The First Entry Method:

Overview: The First Entry Method offers traders a systematic approach to market entry, seamlessly integrating with various trading models for superior results. This guide provides comprehensive instructions on how to effectively apply this method to enhance trading performance.

Initial Observation:

  1. Identify Market Movements: Observe significant market movements, then wait for signs of retracement or a 'bounce' in the opposite direction, indicating the first entry opportunity.

Incorporate OTS Trading Strategies for First Entry Levels:

  1. RBBS Buy/Sell Strategy: Utilize the RBBS method to capitalize on retracements in the direction of recent market highs or lows, providing structured entry points.

  2. C-Zone Utilization: Buy at C-Zone lows and sell at C-Zone highs to exploit inherent support and resistance levels, aligning with the Ball Bounce strategy.

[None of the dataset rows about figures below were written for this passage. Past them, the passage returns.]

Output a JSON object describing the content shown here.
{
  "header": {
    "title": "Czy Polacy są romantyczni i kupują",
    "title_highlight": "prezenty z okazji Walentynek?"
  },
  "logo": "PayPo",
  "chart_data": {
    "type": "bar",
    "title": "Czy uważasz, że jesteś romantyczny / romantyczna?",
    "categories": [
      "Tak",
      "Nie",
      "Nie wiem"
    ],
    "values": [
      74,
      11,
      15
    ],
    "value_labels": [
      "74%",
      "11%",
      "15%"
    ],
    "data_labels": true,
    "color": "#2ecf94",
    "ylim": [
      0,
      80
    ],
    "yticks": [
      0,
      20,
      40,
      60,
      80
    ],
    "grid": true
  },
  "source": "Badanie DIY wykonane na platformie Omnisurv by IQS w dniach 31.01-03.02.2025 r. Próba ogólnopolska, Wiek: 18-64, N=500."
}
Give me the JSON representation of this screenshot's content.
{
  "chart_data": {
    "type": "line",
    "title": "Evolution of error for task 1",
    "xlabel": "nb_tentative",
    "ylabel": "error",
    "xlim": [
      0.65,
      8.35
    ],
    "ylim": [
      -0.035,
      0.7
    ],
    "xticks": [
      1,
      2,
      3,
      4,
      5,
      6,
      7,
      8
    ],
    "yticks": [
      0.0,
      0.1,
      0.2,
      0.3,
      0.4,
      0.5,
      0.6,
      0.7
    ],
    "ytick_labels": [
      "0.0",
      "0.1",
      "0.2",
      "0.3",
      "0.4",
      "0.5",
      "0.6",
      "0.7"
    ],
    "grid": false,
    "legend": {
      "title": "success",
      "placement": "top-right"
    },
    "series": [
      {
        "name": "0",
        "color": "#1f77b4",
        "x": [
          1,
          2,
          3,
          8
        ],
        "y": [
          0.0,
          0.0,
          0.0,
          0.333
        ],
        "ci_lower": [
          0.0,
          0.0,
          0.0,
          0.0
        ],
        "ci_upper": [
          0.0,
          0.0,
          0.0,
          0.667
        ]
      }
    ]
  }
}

  3. Keltner Band Strategy: Apply the "Reverse Stab Buy/Sell" strategy within Keltner Bands for entries, using bands as markers for potential bounce points.

  4. Cycle Count Analysis: Identify entry moments during extended cycles within a 4 to 9 bar cycle, leveraging market momentum.

  5. Consecutive Close Observation: Look for consecutive closes opposite to the trend as potential entry indicators following a Ball Bounce.

  6. Moving Average Alignment: Ensure trades align with the trend by buying above and selling below the moving average, using it as a directional guide.

"First Fill" Approach:

  • Start conservatively with a "first fill," using a small portion of your contract limit initially to allow for strategic adjustments based on market behavior.

Execute Second Entry for Enhanced Positioning:

  • Post-initial entry, execute a second entry during market pullbacks to improve the average entry price and position for strategic advantages.

Conclusion: By embracing the First Entry Method, traders can enhance market engagement and improve trading outcomes. This systematic and adaptive approach to entry balances risk with potential reward, providing traders with a structured framework for navigating market movements effectively. Whether you're a beginner or experienced trader, integrating this method into your trading strategy can lead to more consistent and profitable trades.